Di-san junyi daxue xuebao (Mar 2022)
Clinical features and outcomes of IVF-ET cycles between GnRH antagonist and GnRH agonist long protocol in normal responders: a comparison of 266 cases
Abstract
Objective To analyze and compare the clinical features and outcomes of in vitro fertilization-embryo transfer (IVF-ET) cycles in normal responders using gonadotrophin (Gn) releasing hormone (GnRH) antagonist or GnRH agonist long protocol. Methods The clinical data of patients who received IVF treatment and had normal ovarian response to GnRH antagonist or GnRH agonist long protocol in our reproductive center from January 2017 to March 2019 were collected. According to the treatment protocol and the fresh embryo transplanted or not, these patients were divided into Group A (receiving GnRH antagonist, but no fresh embryo transplanted, n=128), Group B (GnRH antagonist, with fresh embryo transplanted, n=138), and Group C (GnRH agonist long protocol, with fresh embryo transplanted, n=720).
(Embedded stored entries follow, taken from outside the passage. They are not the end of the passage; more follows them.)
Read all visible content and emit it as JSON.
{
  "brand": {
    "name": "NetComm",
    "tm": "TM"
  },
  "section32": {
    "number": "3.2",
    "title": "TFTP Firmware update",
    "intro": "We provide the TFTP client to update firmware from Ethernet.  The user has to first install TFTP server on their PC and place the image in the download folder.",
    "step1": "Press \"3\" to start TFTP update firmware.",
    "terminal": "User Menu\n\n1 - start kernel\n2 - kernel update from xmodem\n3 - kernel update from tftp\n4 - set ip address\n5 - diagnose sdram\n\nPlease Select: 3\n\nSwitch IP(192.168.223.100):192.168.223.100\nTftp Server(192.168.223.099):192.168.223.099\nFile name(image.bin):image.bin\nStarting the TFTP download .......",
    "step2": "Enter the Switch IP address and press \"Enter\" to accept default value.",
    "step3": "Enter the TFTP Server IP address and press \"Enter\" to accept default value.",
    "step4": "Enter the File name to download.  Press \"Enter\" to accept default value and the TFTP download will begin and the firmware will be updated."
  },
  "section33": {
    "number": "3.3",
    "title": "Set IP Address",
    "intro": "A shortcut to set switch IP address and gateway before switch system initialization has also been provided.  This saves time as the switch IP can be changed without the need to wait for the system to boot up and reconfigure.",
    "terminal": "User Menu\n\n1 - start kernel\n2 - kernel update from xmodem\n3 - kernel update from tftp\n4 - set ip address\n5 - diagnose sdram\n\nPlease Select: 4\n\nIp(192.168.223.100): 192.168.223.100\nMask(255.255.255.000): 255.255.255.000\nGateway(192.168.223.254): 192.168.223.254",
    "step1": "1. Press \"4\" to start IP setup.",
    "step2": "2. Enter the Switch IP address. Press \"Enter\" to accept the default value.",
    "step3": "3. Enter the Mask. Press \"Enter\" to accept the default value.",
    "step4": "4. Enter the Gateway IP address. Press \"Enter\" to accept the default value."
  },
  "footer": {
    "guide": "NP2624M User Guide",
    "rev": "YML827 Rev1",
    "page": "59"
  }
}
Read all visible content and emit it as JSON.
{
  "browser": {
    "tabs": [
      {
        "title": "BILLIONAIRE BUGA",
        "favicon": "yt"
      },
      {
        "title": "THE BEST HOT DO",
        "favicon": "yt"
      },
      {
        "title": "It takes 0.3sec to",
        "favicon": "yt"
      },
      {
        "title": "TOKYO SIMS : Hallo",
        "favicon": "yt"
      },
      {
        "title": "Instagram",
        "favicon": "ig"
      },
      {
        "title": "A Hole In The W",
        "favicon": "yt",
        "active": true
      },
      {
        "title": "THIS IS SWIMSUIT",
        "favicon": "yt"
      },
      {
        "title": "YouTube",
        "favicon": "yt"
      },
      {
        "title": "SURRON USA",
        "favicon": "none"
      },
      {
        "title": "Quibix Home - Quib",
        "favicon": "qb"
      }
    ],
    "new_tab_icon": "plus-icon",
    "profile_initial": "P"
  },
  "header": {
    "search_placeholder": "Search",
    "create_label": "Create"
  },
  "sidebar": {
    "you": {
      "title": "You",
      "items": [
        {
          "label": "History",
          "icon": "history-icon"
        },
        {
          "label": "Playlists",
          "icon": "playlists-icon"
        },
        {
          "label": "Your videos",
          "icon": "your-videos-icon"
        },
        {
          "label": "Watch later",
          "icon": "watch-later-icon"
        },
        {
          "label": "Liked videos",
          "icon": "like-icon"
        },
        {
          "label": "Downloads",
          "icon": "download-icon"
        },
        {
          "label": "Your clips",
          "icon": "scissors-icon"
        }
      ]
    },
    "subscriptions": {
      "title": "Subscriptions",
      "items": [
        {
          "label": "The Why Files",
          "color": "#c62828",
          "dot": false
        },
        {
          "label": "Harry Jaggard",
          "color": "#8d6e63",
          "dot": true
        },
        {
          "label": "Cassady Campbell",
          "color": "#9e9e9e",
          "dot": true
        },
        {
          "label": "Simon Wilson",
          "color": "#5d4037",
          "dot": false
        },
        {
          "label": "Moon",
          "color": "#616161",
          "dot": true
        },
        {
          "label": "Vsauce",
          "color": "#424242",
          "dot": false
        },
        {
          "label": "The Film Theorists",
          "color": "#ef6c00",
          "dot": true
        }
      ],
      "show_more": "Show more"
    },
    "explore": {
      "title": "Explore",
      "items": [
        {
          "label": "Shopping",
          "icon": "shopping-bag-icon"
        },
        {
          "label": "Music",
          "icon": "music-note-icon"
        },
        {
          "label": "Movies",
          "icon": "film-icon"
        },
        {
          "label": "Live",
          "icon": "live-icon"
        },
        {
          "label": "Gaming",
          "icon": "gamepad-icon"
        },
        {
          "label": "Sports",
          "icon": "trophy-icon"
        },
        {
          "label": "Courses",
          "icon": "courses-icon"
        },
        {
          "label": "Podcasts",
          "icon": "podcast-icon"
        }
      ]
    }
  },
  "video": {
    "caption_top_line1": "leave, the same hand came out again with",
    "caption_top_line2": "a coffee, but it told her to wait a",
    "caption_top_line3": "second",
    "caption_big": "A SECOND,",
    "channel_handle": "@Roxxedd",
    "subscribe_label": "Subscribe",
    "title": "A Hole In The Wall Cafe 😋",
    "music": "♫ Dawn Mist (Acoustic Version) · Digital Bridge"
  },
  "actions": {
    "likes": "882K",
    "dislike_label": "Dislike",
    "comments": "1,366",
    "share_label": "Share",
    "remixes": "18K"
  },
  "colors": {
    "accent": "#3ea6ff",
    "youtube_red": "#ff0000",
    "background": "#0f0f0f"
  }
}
Besides, the frozen embryo transfer (FET) cycles of Group A were analyzed, and served as Group D. The thickness of endometrium on luteal conversion day and outcome of Group D were compared with those of Group B and Group C. Results ① The duration and dosage of Gn were shorter and less in Group A and B than Group C, and statistical difference was seen in Gn duration (P < 0.05), and in Gn dosage only between Group A and C (P < 0.05). ②On HCG day, the serum estradiol (E2) level were lower in Group A and B than Group C (P < 0.05), the endometrium of Group C was the thickest, and the thickness of endometrium on luteal conversion day of Group D was lower than that on the HCG day of Group A, B and C, where the differences between Group A and B, and Group C and D were statistically significant (P < 0.05). ③ The number of oocytes obtained in Group A and B were less than that in Group C (P < 0.05), but there were no statistical difference in metaphase Ⅱ (MⅡ) oocyte rate, normal fertilization rate and high-quality embryo rate among Group A, B and C. ④ Biochemical pregnancy rate and clinical pregnancy rate had no statistical differences among Group B, C, and D (P < 0.05). Group B had the lowest implantation rate but the highest miscarriage rate, and had obvious differences with Group C (P < 0.05). Conclusion GnRH antagonist protocol can obtain similar oocytes and embryos as the GnRH-a long protocol in normal response population. However, the antagonist may exert negative impact on endometrial receptivity and result in low pregnancy rate and high abortion rate.